A mid-sized industrial organization operated multiple operational and financial systems across separate PostgreSQL and Microsoft SQL Server environments.
Production data, ERP data, and reporting systems were maintained independently. Over time, reporting logic diverged between departments, KPI definitions lacked formal documentation, and manual reconciliation became part of the monthly reporting cycle.
The organization required a structured migration and synchronization strategy that would:
- Consolidate data environments
- Eliminate manual reconciliation
- Standardize KPI logic
- Maintain operational continuity
Challenge
The primary risks identified were structural rather than technical.
- Cross-system inconsistencies between PostgreSQL and SQL Server databases
- Manual reconciliation processes delaying reporting cycles
- KPI definitions lacking ownership and documentation
- Risk of downtime during migration
- No scalable architecture prepared for future cloud expansion
The organization needed an architecture-led intervention, not a dashboard redesign.
Technical Intervention
DataWiz designed and implemented a layered migration and synchronization architecture focused on incremental control and governance alignment.
System Landscape
- PostgreSQL (Operational Database Layer)
- SQL Server (ERP / Financial Systems)
- On-premise infrastructure
- Power BI reporting environment
Architecture Strategy
Instead of a full system replacement, a phased migration model was implemented.
The architecture included:
- Full schema mapping and data type normalization
- Domain and composite type restructuring
- Incremental synchronization logic based on timestamp and primary key comparison
- Python-based middleware for controlled data transfer
- Transaction-level validation and reconciliation checkpoints
- Structured logging and idempotent execution design
Orchestration was managed using:
- SQL Server Agent (scheduled jobs)
- Python service-based execution
- Optional Azure Functions for event-based extensions
Cloud expansion capability was embedded into the architecture:
- Azure Data Lake Storage (raw and curated zones)
- Azure Event Hubs (event streaming readiness)
- Azure Cosmos DB (structured staging when required)
- Databricks for scalable Spark-based processing
- Delta architecture for reliable data versioning
The migration was executed in controlled phases, including parallel validation runs and rollback contingencies.

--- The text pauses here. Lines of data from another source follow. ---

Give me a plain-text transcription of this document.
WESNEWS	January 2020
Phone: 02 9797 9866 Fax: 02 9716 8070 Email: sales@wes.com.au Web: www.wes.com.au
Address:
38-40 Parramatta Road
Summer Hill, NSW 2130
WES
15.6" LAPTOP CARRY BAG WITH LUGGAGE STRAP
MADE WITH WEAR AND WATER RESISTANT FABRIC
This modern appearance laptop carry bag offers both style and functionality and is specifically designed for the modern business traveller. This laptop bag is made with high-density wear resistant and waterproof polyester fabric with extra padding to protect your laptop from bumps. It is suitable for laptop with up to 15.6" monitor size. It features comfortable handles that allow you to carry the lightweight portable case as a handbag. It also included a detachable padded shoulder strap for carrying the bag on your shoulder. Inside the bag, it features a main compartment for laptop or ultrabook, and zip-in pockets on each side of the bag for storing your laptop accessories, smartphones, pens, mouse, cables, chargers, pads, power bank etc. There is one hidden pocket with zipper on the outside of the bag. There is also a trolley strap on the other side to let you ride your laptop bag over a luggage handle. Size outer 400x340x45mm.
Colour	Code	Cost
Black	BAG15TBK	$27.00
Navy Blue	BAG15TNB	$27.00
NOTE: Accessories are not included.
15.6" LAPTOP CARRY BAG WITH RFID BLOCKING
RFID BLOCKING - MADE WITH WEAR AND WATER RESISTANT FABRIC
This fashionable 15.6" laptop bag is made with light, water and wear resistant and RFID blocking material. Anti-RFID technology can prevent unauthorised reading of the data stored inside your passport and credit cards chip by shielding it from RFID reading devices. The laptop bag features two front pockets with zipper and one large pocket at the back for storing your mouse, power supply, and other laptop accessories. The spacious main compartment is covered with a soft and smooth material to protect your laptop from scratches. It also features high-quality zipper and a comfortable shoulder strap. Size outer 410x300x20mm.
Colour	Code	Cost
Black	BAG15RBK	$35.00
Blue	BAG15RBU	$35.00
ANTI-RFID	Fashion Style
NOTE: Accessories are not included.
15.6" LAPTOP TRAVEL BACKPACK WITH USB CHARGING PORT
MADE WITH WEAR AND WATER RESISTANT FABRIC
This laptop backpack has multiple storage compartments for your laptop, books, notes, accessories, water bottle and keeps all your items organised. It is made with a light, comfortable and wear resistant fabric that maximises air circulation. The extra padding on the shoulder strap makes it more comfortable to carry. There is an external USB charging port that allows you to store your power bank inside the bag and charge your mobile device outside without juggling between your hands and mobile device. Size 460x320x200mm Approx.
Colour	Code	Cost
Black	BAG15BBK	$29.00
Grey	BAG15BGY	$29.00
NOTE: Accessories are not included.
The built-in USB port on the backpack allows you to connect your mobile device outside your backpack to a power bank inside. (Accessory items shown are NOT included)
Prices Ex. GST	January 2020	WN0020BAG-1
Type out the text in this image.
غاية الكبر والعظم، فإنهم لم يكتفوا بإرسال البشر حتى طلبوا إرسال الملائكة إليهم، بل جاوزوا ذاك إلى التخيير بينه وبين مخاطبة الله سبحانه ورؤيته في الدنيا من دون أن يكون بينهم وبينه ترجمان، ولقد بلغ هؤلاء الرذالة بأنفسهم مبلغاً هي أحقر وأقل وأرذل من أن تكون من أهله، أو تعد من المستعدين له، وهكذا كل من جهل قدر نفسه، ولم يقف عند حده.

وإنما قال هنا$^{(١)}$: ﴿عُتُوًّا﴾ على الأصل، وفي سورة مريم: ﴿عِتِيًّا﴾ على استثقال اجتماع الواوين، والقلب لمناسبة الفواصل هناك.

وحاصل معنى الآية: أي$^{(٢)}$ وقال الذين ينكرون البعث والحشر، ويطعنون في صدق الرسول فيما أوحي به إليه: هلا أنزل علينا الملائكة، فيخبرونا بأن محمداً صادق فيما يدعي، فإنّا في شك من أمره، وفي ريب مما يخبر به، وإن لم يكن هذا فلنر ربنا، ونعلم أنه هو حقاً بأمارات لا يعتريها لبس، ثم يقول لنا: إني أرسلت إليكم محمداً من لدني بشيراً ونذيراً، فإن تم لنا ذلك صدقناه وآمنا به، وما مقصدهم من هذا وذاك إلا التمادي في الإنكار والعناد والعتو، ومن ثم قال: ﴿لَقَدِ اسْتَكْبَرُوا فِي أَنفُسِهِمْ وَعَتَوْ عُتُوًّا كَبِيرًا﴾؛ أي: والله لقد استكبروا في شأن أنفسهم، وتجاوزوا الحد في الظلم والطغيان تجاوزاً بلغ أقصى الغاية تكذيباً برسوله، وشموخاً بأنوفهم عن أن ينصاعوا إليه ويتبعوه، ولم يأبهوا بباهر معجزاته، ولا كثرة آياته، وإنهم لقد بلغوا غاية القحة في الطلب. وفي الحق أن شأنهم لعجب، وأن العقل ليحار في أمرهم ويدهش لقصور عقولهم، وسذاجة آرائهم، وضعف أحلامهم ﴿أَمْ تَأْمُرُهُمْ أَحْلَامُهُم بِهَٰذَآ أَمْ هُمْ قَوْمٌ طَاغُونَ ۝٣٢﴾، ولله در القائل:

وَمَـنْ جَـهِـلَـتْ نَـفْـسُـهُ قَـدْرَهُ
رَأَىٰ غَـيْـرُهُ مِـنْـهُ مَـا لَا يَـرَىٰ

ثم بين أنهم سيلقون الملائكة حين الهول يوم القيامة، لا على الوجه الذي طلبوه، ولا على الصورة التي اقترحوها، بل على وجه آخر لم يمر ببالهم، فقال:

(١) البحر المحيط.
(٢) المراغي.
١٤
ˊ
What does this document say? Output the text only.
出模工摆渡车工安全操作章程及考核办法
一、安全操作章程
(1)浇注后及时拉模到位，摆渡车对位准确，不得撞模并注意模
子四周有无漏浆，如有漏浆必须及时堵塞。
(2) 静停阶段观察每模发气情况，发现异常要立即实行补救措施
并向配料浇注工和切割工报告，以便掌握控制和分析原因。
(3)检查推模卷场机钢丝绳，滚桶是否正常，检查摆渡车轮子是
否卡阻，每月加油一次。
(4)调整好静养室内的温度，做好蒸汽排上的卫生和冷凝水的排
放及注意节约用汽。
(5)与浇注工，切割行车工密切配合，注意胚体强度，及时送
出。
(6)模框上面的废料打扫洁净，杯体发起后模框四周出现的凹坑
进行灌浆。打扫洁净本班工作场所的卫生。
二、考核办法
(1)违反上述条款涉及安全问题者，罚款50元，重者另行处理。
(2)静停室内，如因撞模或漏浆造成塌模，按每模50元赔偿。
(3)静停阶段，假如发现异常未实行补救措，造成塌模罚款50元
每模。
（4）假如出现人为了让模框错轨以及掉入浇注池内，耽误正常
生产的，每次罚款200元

Zero downtime was achieved.

Governance & KPI Alignment
Technical consolidation alone would not resolve reporting fragmentation.
A governance framework was implemented alongside the migration:
- Formal KPI definition documentation
- Business rule registry
- Department-level validation workshops
- Structured semantic alignment in Power BI models
- Defined data ownership responsibilities
- Reconciliation approval checkpoints
This ensured that KPI logic was preserved and standardized across systems before executive reporting deployment.
Architecture Snapshot
The final architecture operated across five structured layers:
Source Systems
PostgreSQL (Operational Data)
SQL Server (ERP / Finance)
Integration Layer
Python Middleware Engine
Incremental Change Detection (CDC Logic)
Data Transformation & Validation Rules
Structured Logging
Orchestration Layer
SQL Server Agent
Python Job Services
Azure Functions (Event-Based Extensions)
Cloud & Processing Layer
Azure Data Lake Storage
Azure Event Hubs
Azure Cosmos DB
Databricks (Spark + Delta Processing)
Analytics & Governance Layer
Power BI Semantic Models
KPI Framework Documentation
Business Rule Registry
Validation & Reconciliation Controls
Results
Within three months of implementation:
- Manual reconciliation processes were eliminated
- Reporting cycle time reduced by approximately 40%
- KPI definitions standardized across business units
- Executive reporting consistency significantly improved
- Hybrid-ready cloud architecture established
- Migration completed without operational disruption
The organization transitioned from reactive reporting practices to structured performance governance.
Key Insight
Data migration without governance produces temporary alignment.
Governance without engineering produces structural fragility.
Sustainable analytics requires both architectural control and business rule discipline.